Le coeur sous-marin (Les bonnes intentions, épisode 1)

24 février 2016Evelyne Papillon

L’an dernier, j’ai appris à compter sur moi-même. Mais là je me trouve assez bonne comme ça. J’ai envie de m’ouvrir à quelqu’un. Même que je me sens rouillée. Comment on fait déjà?

Ce ne sont pas les gars qui manquent. Martin, au dépanneur, chaque fois que je fais mon tour, son «allo, comment ça va?» m’enchante. On dirait que je pourrais lui conter ma vie entière sans qu’il cligne des yeux pour mieux m’écouter. Mais s’il travaille depuis si longtemps dans un dépanneur, est-ce parce qu’il n’a pas d’ambition? Ou peut-être qu’il fait des études interminables en même temps. Attention, je ne souhaite pas sortir avec un millionnaire, mais bien avec quelqu’un qui se passionne pour son travail. Peut-être qu’il se passionne déjà pour son travail et que c’est moi qui complique tout… Peut-être qu’il sait que son travail est plate, mais qu’il est passionné par autre chose et ce serait très bien aussi. Dans le fond, je ne le connais pas.

Je pense que j’ai peur des gens que je vois souvent. Si je m’avançais avec Martin et que ça ne marchait pas entre lui et moi, je devrais changer de dépanneur. Et je m’y suis attachée, moi, à ce petit commerce. Je sais exactement où sont mes jujubes préférés en cas de semaine de merde. Martin est un bon conseiller pour les accords bière et croustilles. Vraiment, mieux vaut chercher quelqu’un de neuf, inconnu de mes amis si possible. J’imagine le malaise si une amie me présentait son cousin et qu’il ne me plaisait pas.
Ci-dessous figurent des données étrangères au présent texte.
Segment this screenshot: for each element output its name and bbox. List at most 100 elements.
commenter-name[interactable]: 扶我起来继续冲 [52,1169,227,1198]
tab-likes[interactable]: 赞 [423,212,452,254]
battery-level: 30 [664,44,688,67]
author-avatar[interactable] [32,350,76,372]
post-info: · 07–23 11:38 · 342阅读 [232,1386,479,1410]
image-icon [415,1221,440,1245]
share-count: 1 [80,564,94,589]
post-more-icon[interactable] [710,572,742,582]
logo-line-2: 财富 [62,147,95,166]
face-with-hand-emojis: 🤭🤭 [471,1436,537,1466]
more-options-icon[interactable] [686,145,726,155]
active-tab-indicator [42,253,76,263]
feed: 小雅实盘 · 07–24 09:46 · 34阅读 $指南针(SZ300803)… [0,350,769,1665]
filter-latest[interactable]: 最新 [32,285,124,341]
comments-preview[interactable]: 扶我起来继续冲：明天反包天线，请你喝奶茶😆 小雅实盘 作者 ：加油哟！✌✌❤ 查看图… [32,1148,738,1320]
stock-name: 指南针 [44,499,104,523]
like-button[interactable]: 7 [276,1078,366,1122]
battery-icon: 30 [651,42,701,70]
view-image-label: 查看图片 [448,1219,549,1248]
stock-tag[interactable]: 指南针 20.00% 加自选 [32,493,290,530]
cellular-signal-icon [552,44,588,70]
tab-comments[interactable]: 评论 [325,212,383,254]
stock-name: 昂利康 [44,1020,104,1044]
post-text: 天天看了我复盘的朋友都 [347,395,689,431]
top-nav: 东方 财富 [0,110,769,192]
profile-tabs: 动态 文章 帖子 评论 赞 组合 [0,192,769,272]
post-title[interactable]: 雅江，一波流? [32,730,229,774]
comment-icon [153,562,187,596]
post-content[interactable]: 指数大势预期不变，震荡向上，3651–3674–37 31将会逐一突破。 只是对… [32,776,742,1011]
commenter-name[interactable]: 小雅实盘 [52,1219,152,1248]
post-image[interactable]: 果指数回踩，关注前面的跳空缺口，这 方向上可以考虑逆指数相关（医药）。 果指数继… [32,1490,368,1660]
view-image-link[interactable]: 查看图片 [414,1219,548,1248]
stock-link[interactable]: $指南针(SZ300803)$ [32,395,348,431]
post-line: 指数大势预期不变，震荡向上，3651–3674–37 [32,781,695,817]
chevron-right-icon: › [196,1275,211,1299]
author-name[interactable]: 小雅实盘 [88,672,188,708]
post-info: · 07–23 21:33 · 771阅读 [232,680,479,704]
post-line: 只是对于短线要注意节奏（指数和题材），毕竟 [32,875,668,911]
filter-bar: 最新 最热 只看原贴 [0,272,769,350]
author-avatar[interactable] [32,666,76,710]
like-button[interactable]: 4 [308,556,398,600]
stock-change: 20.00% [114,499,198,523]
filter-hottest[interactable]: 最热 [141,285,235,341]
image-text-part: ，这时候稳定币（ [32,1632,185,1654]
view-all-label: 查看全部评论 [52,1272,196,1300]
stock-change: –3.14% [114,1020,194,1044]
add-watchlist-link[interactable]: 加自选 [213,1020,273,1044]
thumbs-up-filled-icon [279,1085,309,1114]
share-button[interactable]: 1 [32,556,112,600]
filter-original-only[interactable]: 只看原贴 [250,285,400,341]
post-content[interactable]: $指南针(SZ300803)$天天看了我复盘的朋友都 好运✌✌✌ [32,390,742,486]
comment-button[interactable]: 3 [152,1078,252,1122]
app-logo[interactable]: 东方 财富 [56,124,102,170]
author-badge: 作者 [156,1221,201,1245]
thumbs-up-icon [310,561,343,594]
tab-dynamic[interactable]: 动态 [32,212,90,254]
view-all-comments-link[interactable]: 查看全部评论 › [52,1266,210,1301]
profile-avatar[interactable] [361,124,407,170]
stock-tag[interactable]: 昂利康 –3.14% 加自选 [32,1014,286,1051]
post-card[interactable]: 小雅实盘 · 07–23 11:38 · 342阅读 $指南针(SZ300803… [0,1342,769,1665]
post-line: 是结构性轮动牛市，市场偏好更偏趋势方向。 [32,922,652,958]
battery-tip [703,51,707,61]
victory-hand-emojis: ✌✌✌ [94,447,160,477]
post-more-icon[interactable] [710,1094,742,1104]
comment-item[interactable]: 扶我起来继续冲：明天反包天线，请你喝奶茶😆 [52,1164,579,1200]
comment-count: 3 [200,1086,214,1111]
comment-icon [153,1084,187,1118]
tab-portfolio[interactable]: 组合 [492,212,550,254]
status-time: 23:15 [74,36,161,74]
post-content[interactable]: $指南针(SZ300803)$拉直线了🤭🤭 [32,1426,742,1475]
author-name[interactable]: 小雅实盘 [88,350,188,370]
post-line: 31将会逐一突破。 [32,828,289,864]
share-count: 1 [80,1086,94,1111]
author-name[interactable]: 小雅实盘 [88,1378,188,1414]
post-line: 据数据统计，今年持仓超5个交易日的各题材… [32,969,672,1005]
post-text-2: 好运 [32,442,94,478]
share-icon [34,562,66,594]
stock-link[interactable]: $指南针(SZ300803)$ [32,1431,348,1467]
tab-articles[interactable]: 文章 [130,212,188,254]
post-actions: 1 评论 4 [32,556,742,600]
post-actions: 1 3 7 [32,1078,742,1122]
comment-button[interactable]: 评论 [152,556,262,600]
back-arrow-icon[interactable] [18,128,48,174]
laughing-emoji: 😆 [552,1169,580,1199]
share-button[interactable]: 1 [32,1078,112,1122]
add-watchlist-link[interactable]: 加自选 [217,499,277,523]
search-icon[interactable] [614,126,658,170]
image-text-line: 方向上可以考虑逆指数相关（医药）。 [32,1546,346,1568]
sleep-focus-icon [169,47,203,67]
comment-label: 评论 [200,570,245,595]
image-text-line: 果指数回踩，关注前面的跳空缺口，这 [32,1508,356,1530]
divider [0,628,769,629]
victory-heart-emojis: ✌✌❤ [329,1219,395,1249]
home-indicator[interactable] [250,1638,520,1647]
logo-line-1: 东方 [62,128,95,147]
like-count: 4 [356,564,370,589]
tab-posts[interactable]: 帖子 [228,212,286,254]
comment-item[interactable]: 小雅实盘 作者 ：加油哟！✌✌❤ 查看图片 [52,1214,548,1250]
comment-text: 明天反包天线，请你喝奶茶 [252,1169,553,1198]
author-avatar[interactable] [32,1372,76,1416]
C’est là qu’opère la magie de l’Internet. Même s’il fallait que personne ne m’y plaise vraiment, ça m’aidera à établir des critères. Physiquement, je dirais pas trop carré, pas trop musclé. Avec des yeux de toutes les couleurs, des cheveux de toutes les longueurs, avec ou sans barbe, imberbe ou poilu. En fait, je m’égare, je recherche plus un doux charisme, une fibre artistique, un côté attentionné, une intelligence. Et ce n’est pas une simple photo qui m’indiquera tout ça.

Je n’ai pas besoin qu’il sache danser le mambo, ni qu’il ait une grosse auto ou qu’il soit connaisseur de portos. Je préfère qu’il ne soit pas trop sportif, car il sera désespéré de ma condition physique. Je préfère qu’il n’ait pas de maison, car nous ne pourrions déménager ensemble sans que je me sente plus chez lui que chez nous.

Je crois qu’on ne doit pas choisir à la carte les traits d’une personne. On s’attache même aux défauts quand on aime. Je refuse de cocher des cases qui ne me conviennent pas. Je voudrais un gars qui sort un peu du moule. Il est évident que ce type de gars ne court pas les sites de rencontre, mais bon j’explore…

J’aimerais participer à l’émission Seuls et tout nus avec mes amoureux potentiels. J’allumerais un feu pour cuire la couleuvre qu’il aurait attrapée et on s’imaginerait que c’est de la lasagne. S’il étalait de la boue pour soulager mes piqûres de moustiques, il gagnerait des points. Et si on survivait 15 jours en comptant l’un sur l’autre, je saurais que le quotidien ensemble serait une épreuve surmontable. Le problème, c’est que dans Seuls et tout nus, les femmes sont toujours avec d’anciens militaires, trop carrés et sportifs pour moi.

Le mieux ce serait de se rencontrer par hasard. De rester ouverte aux occasions sans pour autant avoir le radar toujours allumé. Mon cœur n’est pas un sous-marin. Le gars avec ses immenses écouteurs dans l’autobus, le gars au comptoir de la bibliothèque, le gars absorbé dans son dessin au salon de thé… il y en a bien un là-dedans qui vaut la peine d’être connu.

Je suis chez moi, habillée en mou, un bol de céréales en guise de dîner. La vaisselle semble vivante, tellement elle s’étale. Une chance que nous soyons en hiver parce qu’il y aurait un party de drosophiles là-dedans. Il faudrait que j’aille porter le compost dehors, car ça sent le suri. Est-ce que quelqu’un pourrait me trouver intéressante malgré mes mauvaises habitudes? Je pense que je me force moins quand j’habite seule, mais peut-être que je serais la même paresseuse en couple. Le gars qui me verrait en ce moment aurait besoin d’être très amoureux pour m’apprécier. Bon, je vais chercher sans chercher. Mettre le radar à intermittent, le temps de ranger un peu dans ma cuisine et de laisser le hamster s’essouffler dans ma tête.